Even though I've been physically ignoring this blog all month, I've been thinking a lot about Thomas and grief. It's been harder to simply sit down and write because everyone was home, then when vacation was over, people started getting sick and they were home again! It's hard for me to concentrate under those circumstances--maybe I'm becoming more like my ADD sons as I age. And now that I'm finally here, I can't remember what all of those profound thoughts might have been! So I am going to talk about something I'd like to do this year: a Remembrance Day quilt.

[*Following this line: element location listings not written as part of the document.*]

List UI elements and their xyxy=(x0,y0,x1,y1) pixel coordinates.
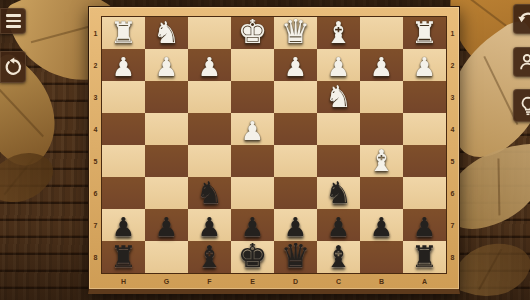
file-label: C xyxy=(317,273,360,289)
white-pawn[interactable]: ♟ xyxy=(112,54,135,80)
square-g5[interactable] xyxy=(145,145,188,177)
square-e6[interactable] xyxy=(231,177,274,209)
file-label: E xyxy=(231,273,274,289)
square-f3[interactable] xyxy=(188,81,231,113)
undo-button[interactable] xyxy=(513,4,530,34)
white-bishop[interactable]: ♝ xyxy=(368,146,395,176)
black-pawn[interactable]: ♟ xyxy=(112,214,135,240)
white-pawn[interactable]: ♟ xyxy=(241,118,264,144)
square-e1[interactable]: ♚ xyxy=(231,17,274,49)
square-h4[interactable] xyxy=(102,113,145,145)
rank-label: 2 xyxy=(89,49,102,81)
square-h7[interactable]: ♟ xyxy=(102,209,145,241)
square-h5[interactable] xyxy=(102,145,145,177)
white-pawn[interactable]: ♟ xyxy=(327,54,350,80)
square-a8[interactable]: ♜ xyxy=(403,241,446,273)
player-icon xyxy=(517,51,530,73)
square-c6[interactable]: ♞ xyxy=(317,177,360,209)
square-h2[interactable]: ♟ xyxy=(102,49,145,81)
file-label: A xyxy=(403,273,446,289)
frame-corner xyxy=(89,7,102,17)
rank-label: 3 xyxy=(89,81,102,113)
square-f1[interactable] xyxy=(188,17,231,49)
square-d8[interactable]: ♛ xyxy=(274,241,317,273)
rank-label: 2 xyxy=(446,49,459,81)
white-rook[interactable]: ♜ xyxy=(110,18,137,48)
rank-label: 7 xyxy=(446,209,459,241)
restart-button[interactable] xyxy=(0,51,26,83)
square-e2[interactable] xyxy=(231,49,274,81)
black-king[interactable]: ♚ xyxy=(238,239,268,272)
square-c1[interactable]: ♝ xyxy=(317,17,360,49)
lightbulb-icon xyxy=(517,95,530,117)
white-knight[interactable]: ♞ xyxy=(325,82,352,112)
square-g3[interactable] xyxy=(145,81,188,113)
frame-corner xyxy=(446,273,459,289)
file-label: B xyxy=(360,273,403,289)
rank-label: 6 xyxy=(446,177,459,209)
square-b8[interactable] xyxy=(360,241,403,273)
square-g4[interactable] xyxy=(145,113,188,145)
square-b2[interactable]: ♟ xyxy=(360,49,403,81)
white-bishop[interactable]: ♝ xyxy=(325,18,352,48)
opponent-button[interactable] xyxy=(513,47,530,77)
square-e8[interactable]: ♚ xyxy=(231,241,274,273)
square-g6[interactable] xyxy=(145,177,188,209)
square-a2[interactable]: ♟ xyxy=(403,49,446,81)
white-pawn[interactable]: ♟ xyxy=(413,54,436,80)
frame-corner xyxy=(89,273,102,289)
square-b6[interactable] xyxy=(360,177,403,209)
square-b7[interactable]: ♟ xyxy=(360,209,403,241)
square-b1[interactable] xyxy=(360,17,403,49)
rank-label: 5 xyxy=(89,145,102,177)
square-c8[interactable]: ♝ xyxy=(317,241,360,273)
square-f6[interactable]: ♞ xyxy=(188,177,231,209)
square-g8[interactable] xyxy=(145,241,188,273)
square-h3[interactable] xyxy=(102,81,145,113)
black-bishop[interactable]: ♝ xyxy=(325,242,352,272)
square-f4[interactable] xyxy=(188,113,231,145)
hamburger-icon xyxy=(6,14,21,28)
rank-label: 8 xyxy=(446,241,459,273)
leaf-decoration-7 xyxy=(449,230,530,300)
rank-label: 6 xyxy=(89,177,102,209)
square-a7[interactable]: ♟ xyxy=(403,209,446,241)
rank-label: 8 xyxy=(89,241,102,273)
white-pawn[interactable]: ♟ xyxy=(284,54,307,80)
square-b4[interactable] xyxy=(360,113,403,145)
white-king[interactable]: ♚ xyxy=(238,15,268,48)
file-label: F xyxy=(188,273,231,289)
white-knight[interactable]: ♞ xyxy=(153,18,180,48)
square-f2[interactable]: ♟ xyxy=(188,49,231,81)
file-label: D xyxy=(274,273,317,289)
square-d6[interactable] xyxy=(274,177,317,209)
frame-corner xyxy=(446,7,459,17)
square-b3[interactable] xyxy=(360,81,403,113)
black-bishop[interactable]: ♝ xyxy=(196,242,223,272)
black-rook[interactable]: ♜ xyxy=(411,242,438,272)
black-pawn[interactable]: ♟ xyxy=(413,214,436,240)
white-pawn[interactable]: ♟ xyxy=(198,54,221,80)
square-e5[interactable] xyxy=(231,145,274,177)
rank-label: 1 xyxy=(89,17,102,49)
rank-label: 4 xyxy=(446,113,459,145)
square-a3[interactable] xyxy=(403,81,446,113)
white-pawn[interactable]: ♟ xyxy=(155,54,178,80)
square-d4[interactable] xyxy=(274,113,317,145)
square-f5[interactable] xyxy=(188,145,231,177)
square-e3[interactable] xyxy=(231,81,274,113)
rank-label: 4 xyxy=(89,113,102,145)
square-g1[interactable]: ♞ xyxy=(145,17,188,49)
black-pawn[interactable]: ♟ xyxy=(327,214,350,240)
frame-top xyxy=(360,7,403,17)
black-knight[interactable]: ♞ xyxy=(196,178,223,208)
square-c3[interactable]: ♞ xyxy=(317,81,360,113)
square-c5[interactable] xyxy=(317,145,360,177)
black-queen[interactable]: ♛ xyxy=(281,239,311,272)
square-h8[interactable]: ♜ xyxy=(102,241,145,273)
square-d2[interactable]: ♟ xyxy=(274,49,317,81)
square-a5[interactable] xyxy=(403,145,446,177)
menu-button[interactable] xyxy=(0,8,26,34)
black-rook[interactable]: ♜ xyxy=(110,242,137,272)
square-a1[interactable]: ♜ xyxy=(403,17,446,49)
square-c7[interactable]: ♟ xyxy=(317,209,360,241)
square-h6[interactable] xyxy=(102,177,145,209)
frame-top xyxy=(188,7,231,17)
square-d5[interactable] xyxy=(274,145,317,177)
black-knight[interactable]: ♞ xyxy=(325,178,352,208)
rank-label: 7 xyxy=(89,209,102,241)
square-f8[interactable]: ♝ xyxy=(188,241,231,273)
square-d3[interactable] xyxy=(274,81,317,113)
square-d1[interactable]: ♛ xyxy=(274,17,317,49)
square-h1[interactable]: ♜ xyxy=(102,17,145,49)
square-g7[interactable]: ♟ xyxy=(145,209,188,241)
white-rook[interactable]: ♜ xyxy=(411,18,438,48)
file-label: G xyxy=(145,273,188,289)
square-c2[interactable]: ♟ xyxy=(317,49,360,81)
black-pawn[interactable]: ♟ xyxy=(370,214,393,240)
undo-arrow-icon xyxy=(517,8,530,30)
white-queen[interactable]: ♛ xyxy=(281,15,311,48)
white-pawn[interactable]: ♟ xyxy=(370,54,393,80)
chess-board: 1♜♞♚♛♝♜12♟♟♟♟♟♟♟23♞34♟45♝56♞♞67♟♟♟♟♟♟♟♟7… xyxy=(88,6,460,294)
black-pawn[interactable]: ♟ xyxy=(155,214,178,240)
square-c4[interactable] xyxy=(317,113,360,145)
rank-label: 1 xyxy=(446,17,459,49)
square-b5[interactable]: ♝ xyxy=(360,145,403,177)
square-a6[interactable] xyxy=(403,177,446,209)
square-e4[interactable]: ♟ xyxy=(231,113,274,145)
file-label: H xyxy=(102,273,145,289)
rank-label: 3 xyxy=(446,81,459,113)
restart-circular-arrow-icon xyxy=(3,57,23,77)
square-a4[interactable] xyxy=(403,113,446,145)
square-f7[interactable]: ♟ xyxy=(188,209,231,241)
rank-label: 5 xyxy=(446,145,459,177)
square-g2[interactable]: ♟ xyxy=(145,49,188,81)
black-pawn[interactable]: ♟ xyxy=(198,214,221,240)
hint-button[interactable] xyxy=(513,89,530,122)
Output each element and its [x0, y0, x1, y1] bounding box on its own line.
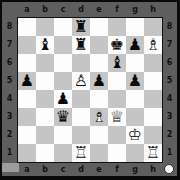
file-label-bottom-a: a [18, 163, 36, 176]
white-to-move-indicator [164, 164, 174, 174]
piece-black-rook: ♜ [72, 18, 90, 36]
square-c2[interactable] [54, 126, 72, 144]
square-c7[interactable] [54, 36, 72, 54]
piece-black-pawn: ♟ [54, 90, 72, 108]
piece-black-king: ♚ [108, 36, 126, 54]
square-d1[interactable]: ♜♖ [72, 144, 90, 162]
square-g2[interactable]: ♚♔ [126, 126, 144, 144]
file-label-top-a: a [18, 3, 36, 16]
square-e7[interactable] [90, 36, 108, 54]
square-b8[interactable] [36, 18, 54, 36]
square-f5[interactable] [108, 72, 126, 90]
rank-label-right-3: 3 [163, 108, 176, 126]
square-d7[interactable]: ♜ [72, 36, 90, 54]
file-label-bottom-e: e [90, 163, 108, 176]
piece-black-queen: ♛ [54, 108, 72, 126]
square-a4[interactable] [18, 90, 36, 108]
square-b4[interactable] [36, 90, 54, 108]
rank-label-right-8: 8 [163, 18, 176, 36]
square-h2[interactable] [144, 126, 162, 144]
square-c6[interactable] [54, 54, 72, 72]
piece-white-queen: ♕ [108, 108, 126, 126]
square-c8[interactable] [54, 18, 72, 36]
square-b6[interactable] [36, 54, 54, 72]
rank-label-right-6: 6 [163, 54, 176, 72]
square-h1[interactable]: ♜♖ [144, 144, 162, 162]
square-e2[interactable] [90, 126, 108, 144]
piece-black-pawn: ♟ [126, 36, 144, 54]
file-label-bottom-b: b [36, 163, 54, 176]
square-g1[interactable] [126, 144, 144, 162]
square-a1[interactable] [18, 144, 36, 162]
square-h5[interactable] [144, 72, 162, 90]
square-d6[interactable] [72, 54, 90, 72]
piece-black-bishop: ♝ [36, 36, 54, 54]
file-label-top-b: b [36, 3, 54, 16]
square-f6[interactable]: ♝ [108, 54, 126, 72]
square-d5[interactable]: ♟♙ [72, 72, 90, 90]
square-b3[interactable] [36, 108, 54, 126]
square-e4[interactable] [90, 90, 108, 108]
logo-patch [2, 163, 19, 172]
file-label-top-c: c [54, 3, 72, 16]
piece-black-rook: ♜ [72, 36, 90, 54]
square-f7[interactable]: ♚ [108, 36, 126, 54]
square-f3[interactable]: ♛♕ [108, 108, 126, 126]
square-f1[interactable] [108, 144, 126, 162]
square-h7[interactable]: ♝♗ [144, 36, 162, 54]
piece-white-bishop: ♗ [90, 108, 108, 126]
square-a8[interactable] [18, 18, 36, 36]
square-e8[interactable] [90, 18, 108, 36]
rank-label-left-5: 5 [3, 72, 16, 90]
file-label-top-g: g [126, 3, 144, 16]
piece-black-pawn: ♟ [126, 72, 144, 90]
rank-label-right-4: 4 [163, 90, 176, 108]
square-a2[interactable] [18, 126, 36, 144]
square-d8[interactable]: ♜ [72, 18, 90, 36]
rank-label-left-6: 6 [3, 54, 16, 72]
rank-label-left-4: 4 [3, 90, 16, 108]
square-d3[interactable] [72, 108, 90, 126]
square-g5[interactable]: ♟ [126, 72, 144, 90]
piece-white-rook: ♖ [144, 144, 162, 162]
piece-white-king: ♔ [126, 126, 144, 144]
rank-label-left-2: 2 [3, 126, 16, 144]
rank-label-left-7: 7 [3, 36, 16, 54]
square-f4[interactable] [108, 90, 126, 108]
square-g6[interactable] [126, 54, 144, 72]
piece-black-pawn: ♟ [90, 72, 108, 90]
square-g3[interactable] [126, 108, 144, 126]
square-b5[interactable] [36, 72, 54, 90]
square-a5[interactable]: ♟ [18, 72, 36, 90]
rank-label-left-8: 8 [3, 18, 16, 36]
square-g8[interactable] [126, 18, 144, 36]
square-c3[interactable]: ♛ [54, 108, 72, 126]
rank-label-right-5: 5 [163, 72, 176, 90]
piece-white-pawn: ♙ [72, 72, 90, 90]
chess-board: ♜♝♜♚♟♝♗♝♟♟♙♟♟♟♛♝♗♛♕♚♔♜♖♜♖ [17, 17, 163, 163]
square-h4[interactable] [144, 90, 162, 108]
file-label-bottom-c: c [54, 163, 72, 176]
square-g7[interactable]: ♟ [126, 36, 144, 54]
square-h6[interactable] [144, 54, 162, 72]
file-label-top-f: f [108, 3, 126, 16]
rank-label-left-3: 3 [3, 108, 16, 126]
file-label-top-d: d [72, 3, 90, 16]
rank-label-right-7: 7 [163, 36, 176, 54]
rank-label-right-1: 1 [163, 144, 176, 162]
file-label-bottom-g: g [126, 163, 144, 176]
square-g4[interactable] [126, 90, 144, 108]
rank-label-left-1: 1 [3, 144, 16, 162]
piece-white-bishop: ♗ [144, 36, 162, 54]
square-c1[interactable] [54, 144, 72, 162]
square-b1[interactable] [36, 144, 54, 162]
square-b7[interactable]: ♝ [36, 36, 54, 54]
square-a6[interactable] [18, 54, 36, 72]
square-e6[interactable] [90, 54, 108, 72]
file-label-top-h: h [144, 3, 162, 16]
square-a7[interactable] [18, 36, 36, 54]
rank-label-right-2: 2 [163, 126, 176, 144]
square-f8[interactable] [108, 18, 126, 36]
square-c5[interactable] [54, 72, 72, 90]
file-label-bottom-h: h [144, 163, 162, 176]
square-d2[interactable] [72, 126, 90, 144]
file-label-bottom-d: d [72, 163, 90, 176]
piece-black-bishop: ♝ [108, 54, 126, 72]
square-f2[interactable] [108, 126, 126, 144]
square-b2[interactable] [36, 126, 54, 144]
square-h8[interactable] [144, 18, 162, 36]
square-e1[interactable] [90, 144, 108, 162]
file-label-top-e: e [90, 3, 108, 16]
square-h3[interactable] [144, 108, 162, 126]
square-d4[interactable] [72, 90, 90, 108]
chess-diagram: ♜♝♜♚♟♝♗♝♟♟♙♟♟♟♛♝♗♛♕♚♔♜♖♜♖ aabbccddeeffgg… [0, 0, 180, 180]
square-e5[interactable]: ♟ [90, 72, 108, 90]
square-a3[interactable] [18, 108, 36, 126]
file-label-bottom-f: f [108, 163, 126, 176]
piece-white-rook: ♖ [72, 144, 90, 162]
square-c4[interactable]: ♟ [54, 90, 72, 108]
piece-black-pawn: ♟ [18, 72, 36, 90]
square-e3[interactable]: ♝♗ [90, 108, 108, 126]
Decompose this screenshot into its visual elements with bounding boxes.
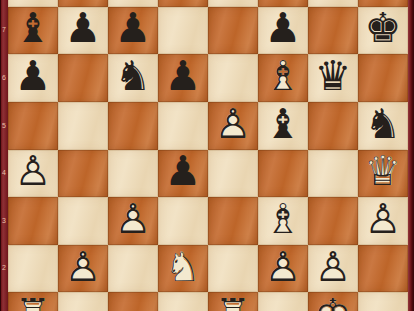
square-h4[interactable]: ♛♕ [358,150,408,198]
square-c8[interactable] [108,0,158,7]
square-a8[interactable] [8,0,58,7]
square-c1[interactable] [108,292,158,311]
square-a7[interactable]: ♝ [8,7,58,55]
black-rook-e8: ♜ [208,0,258,7]
white-king-g1: ♚♔ [308,292,358,311]
chess-board: ♜♜♝♟♟♟♚♟♞♟♝♗♛♟♙♝♞♟♙♟♛♕♟♙♝♗♟♙♟♙♞♘♟♙♟♙♜♖♜♖… [8,0,408,311]
square-c4[interactable] [108,150,158,198]
square-h1[interactable] [358,292,408,311]
square-g5[interactable] [308,102,358,150]
rank-label-5: 5 [0,101,8,149]
chess-diagram: ♜♜♝♟♟♟♚♟♞♟♝♗♛♟♙♝♞♟♙♟♛♕♟♙♝♗♟♙♟♙♞♘♟♙♟♙♜♖♜♖… [0,0,414,311]
black-knight-h5: ♞ [358,102,408,150]
square-f4[interactable] [258,150,308,198]
white-pawn-f2: ♟♙ [258,245,308,293]
black-pawn-d4: ♟ [158,150,208,198]
board-frame-left: 765432 [0,0,8,311]
white-queen-h4: ♛♕ [358,150,408,198]
square-d8[interactable] [158,0,208,7]
black-pawn-a6: ♟ [8,54,58,102]
white-pawn-b2: ♟♙ [58,245,108,293]
rank-labels: 765432 [0,6,8,292]
square-h2[interactable] [358,245,408,293]
square-e4[interactable] [208,150,258,198]
square-f3[interactable]: ♝♗ [258,197,308,245]
square-g4[interactable] [308,150,358,198]
square-b7[interactable]: ♟ [58,7,108,55]
black-queen-g6: ♛ [308,54,358,102]
white-pawn-c3: ♟♙ [108,197,158,245]
square-a5[interactable] [8,102,58,150]
rank-label-3: 3 [0,197,8,245]
square-g7[interactable] [308,7,358,55]
black-rook-g8: ♜ [308,0,358,7]
square-d4[interactable]: ♟ [158,150,208,198]
white-pawn-g2: ♟♙ [308,245,358,293]
square-h3[interactable]: ♟♙ [358,197,408,245]
white-pawn-h3: ♟♙ [358,197,408,245]
square-g1[interactable]: ♚♔ [308,292,358,311]
white-knight-d2: ♞♘ [158,245,208,293]
square-f1[interactable] [258,292,308,311]
white-rook-a1: ♜♖ [8,292,58,311]
black-pawn-c7: ♟ [108,7,158,55]
white-rook-e1: ♜♖ [208,292,258,311]
square-d7[interactable] [158,7,208,55]
square-f8[interactable] [258,0,308,7]
square-f7[interactable]: ♟ [258,7,308,55]
square-d2[interactable]: ♞♘ [158,245,208,293]
black-pawn-f7: ♟ [258,7,308,55]
square-c6[interactable]: ♞ [108,54,158,102]
square-d1[interactable] [158,292,208,311]
square-b2[interactable]: ♟♙ [58,245,108,293]
square-e7[interactable] [208,7,258,55]
square-c3[interactable]: ♟♙ [108,197,158,245]
black-pawn-d6: ♟ [158,54,208,102]
board-frame-right [408,0,414,311]
square-e6[interactable] [208,54,258,102]
square-g2[interactable]: ♟♙ [308,245,358,293]
square-a3[interactable] [8,197,58,245]
square-b5[interactable] [58,102,108,150]
square-g8[interactable]: ♜ [308,0,358,7]
square-h6[interactable] [358,54,408,102]
square-h7[interactable]: ♚ [358,7,408,55]
rank-label-7: 7 [0,6,8,54]
white-pawn-a4: ♟♙ [8,150,58,198]
square-e8[interactable]: ♜ [208,0,258,7]
square-f5[interactable]: ♝ [258,102,308,150]
white-bishop-f3: ♝♗ [258,197,308,245]
black-bishop-f5: ♝ [258,102,308,150]
black-knight-c6: ♞ [108,54,158,102]
square-b1[interactable] [58,292,108,311]
rank-label-6: 6 [0,54,8,102]
square-h8[interactable] [358,0,408,7]
square-b3[interactable] [58,197,108,245]
black-king-h7: ♚ [358,7,408,55]
square-d5[interactable] [158,102,208,150]
white-pawn-e5: ♟♙ [208,102,258,150]
square-h5[interactable]: ♞ [358,102,408,150]
square-d6[interactable]: ♟ [158,54,208,102]
black-bishop-a7: ♝ [8,7,58,55]
square-e2[interactable] [208,245,258,293]
square-c5[interactable] [108,102,158,150]
square-f2[interactable]: ♟♙ [258,245,308,293]
white-bishop-f6: ♝♗ [258,54,308,102]
square-d3[interactable] [158,197,208,245]
square-a2[interactable] [8,245,58,293]
square-a6[interactable]: ♟ [8,54,58,102]
square-g3[interactable] [308,197,358,245]
square-c7[interactable]: ♟ [108,7,158,55]
square-a1[interactable]: ♜♖ [8,292,58,311]
square-c2[interactable] [108,245,158,293]
black-pawn-b7: ♟ [58,7,108,55]
square-e5[interactable]: ♟♙ [208,102,258,150]
square-b8[interactable] [58,0,108,7]
square-e1[interactable]: ♜♖ [208,292,258,311]
rank-label-4: 4 [0,149,8,197]
square-a4[interactable]: ♟♙ [8,150,58,198]
square-b4[interactable] [58,150,108,198]
square-b6[interactable] [58,54,108,102]
rank-label-2: 2 [0,244,8,292]
square-e3[interactable] [208,197,258,245]
square-f6[interactable]: ♝♗ [258,54,308,102]
square-g6[interactable]: ♛ [308,54,358,102]
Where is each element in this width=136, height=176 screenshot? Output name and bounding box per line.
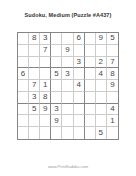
sudoku-cell	[74, 92, 85, 104]
sudoku-board: 8369579327653487149385934915	[17, 32, 119, 140]
sudoku-cell: 3	[29, 92, 40, 104]
sudoku-cell	[74, 45, 85, 57]
sudoku-cell: 4	[96, 68, 107, 80]
sudoku-cell: 3	[51, 104, 62, 116]
sudoku-cell: 9	[96, 33, 107, 45]
sudoku-cell: 9	[51, 115, 62, 127]
sudoku-cell	[74, 68, 85, 80]
sudoku-cell	[85, 45, 96, 57]
sudoku-cell	[18, 92, 29, 104]
sudoku-cell	[40, 115, 51, 127]
sudoku-cell	[62, 80, 73, 92]
sudoku-cell: 6	[74, 33, 85, 45]
sudoku-cell	[51, 57, 62, 69]
sudoku-cell: 8	[107, 68, 118, 80]
sudoku-cell: 7	[40, 45, 51, 57]
sudoku-cell	[51, 33, 62, 45]
sudoku-cell	[107, 127, 118, 139]
sudoku-cell: 7	[29, 80, 40, 92]
sudoku-cell: 8	[29, 33, 40, 45]
sudoku-cell	[85, 127, 96, 139]
sudoku-cell	[18, 80, 29, 92]
sudoku-cell	[18, 115, 29, 127]
sudoku-cell	[51, 92, 62, 104]
sudoku-cell: 3	[40, 33, 51, 45]
sudoku-cell: 4	[107, 104, 118, 116]
sudoku-cell	[51, 127, 62, 139]
page-title: Sudoku, Medium (Puzzle #A437)	[0, 12, 136, 18]
sudoku-cell	[18, 45, 29, 57]
sudoku-cell	[85, 104, 96, 116]
sudoku-cell: 3	[62, 68, 73, 80]
sudoku-cell	[96, 115, 107, 127]
footer-url: www.PrintSudoku.com	[0, 164, 136, 169]
sudoku-cell: 9	[107, 80, 118, 92]
sudoku-cell	[85, 115, 96, 127]
sudoku-cell: 9	[62, 45, 73, 57]
sudoku-cell: 1	[40, 80, 51, 92]
sudoku-cell	[62, 127, 73, 139]
sudoku-cell	[18, 33, 29, 45]
sudoku-cell: 5	[29, 104, 40, 116]
sudoku-cell	[85, 33, 96, 45]
sudoku-cell	[107, 45, 118, 57]
sudoku-cell	[96, 45, 107, 57]
sudoku-cell: 5	[96, 127, 107, 139]
sudoku-cell: 4	[74, 80, 85, 92]
sudoku-cell	[85, 57, 96, 69]
sudoku-cell	[18, 57, 29, 69]
sudoku-cell	[29, 57, 40, 69]
sudoku-cell: 2	[96, 57, 107, 69]
sudoku-cell: 6	[18, 68, 29, 80]
sudoku-cell	[29, 68, 40, 80]
sudoku-cell	[62, 33, 73, 45]
sudoku-cell	[40, 127, 51, 139]
sudoku-cell	[74, 115, 85, 127]
sudoku-cell	[18, 104, 29, 116]
sudoku-cell	[96, 80, 107, 92]
sudoku-cell	[29, 127, 40, 139]
sudoku-cell: 9	[40, 104, 51, 116]
sudoku-cell	[96, 104, 107, 116]
sudoku-cell	[62, 57, 73, 69]
sudoku-cell	[18, 127, 29, 139]
sudoku-cell	[62, 104, 73, 116]
sudoku-cell	[29, 45, 40, 57]
sudoku-cell: 5	[107, 33, 118, 45]
sudoku-cell	[62, 115, 73, 127]
sudoku-cell: 1	[107, 115, 118, 127]
sudoku-cell	[40, 57, 51, 69]
sudoku-cell	[74, 127, 85, 139]
sudoku-cell: 7	[107, 57, 118, 69]
sudoku-cell	[85, 80, 96, 92]
sudoku-cell	[40, 68, 51, 80]
sudoku-cell: 5	[51, 68, 62, 80]
sudoku-cell	[74, 104, 85, 116]
sudoku-cell	[29, 115, 40, 127]
sudoku-cell: 8	[40, 92, 51, 104]
sudoku-cell	[85, 68, 96, 80]
sudoku-cell	[85, 92, 96, 104]
sudoku-cell	[62, 92, 73, 104]
sudoku-cell	[51, 80, 62, 92]
sudoku-cell	[51, 45, 62, 57]
sudoku-cell	[107, 92, 118, 104]
sudoku-cell: 3	[74, 57, 85, 69]
sudoku-cell	[96, 92, 107, 104]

My Scottish friend Barbara suggested this project. She has sent me Remembrance Day poppies for the last several years, and goes to the Remembrance Sunday services they hold in the UK, remembering Thomas for herself. This year she sent video of bagpipers. Anyway, while talking about the services, she suggested that I might want to make a poppy quilt, after I told her about the World War I remembrance quilts I saw at the European quilt show in France in September. This led to an online search for patterns, mostly fruitless. However, there is a quilt store in Georgia (USA) that had a Remembrance Day quilt pattern I could download or a kit I could send for--I decided to buy my own fabrics, partly because by the time I'd found the pattern, my friend Debbie had found some poppy printed cotton I could use for some of the flowers. The pattern has "In Flanders Fields" printed on the last page, and I am going to try to figure out a way to put it on the back of the quilt, at least the first verse. My embroidery skills are probably not up to doing the entire poem. The pattern makes a quilt that is about 70 inches square which is a substantial item--my goal is to finish by the county fair in August, but with the grand-daughter coming, it may be August of 2011!
And yes, I do have baby quilts to do. Not only for baby Leah, but one of Thomas's Army friends is expecting multiples and they will need quilts as well.
Making quilts, writing this blog: both positive ways to deal with grief. I don't cry every day any more, though there are tears pretty often. I'm going to keep sewing and writing, and moving forward.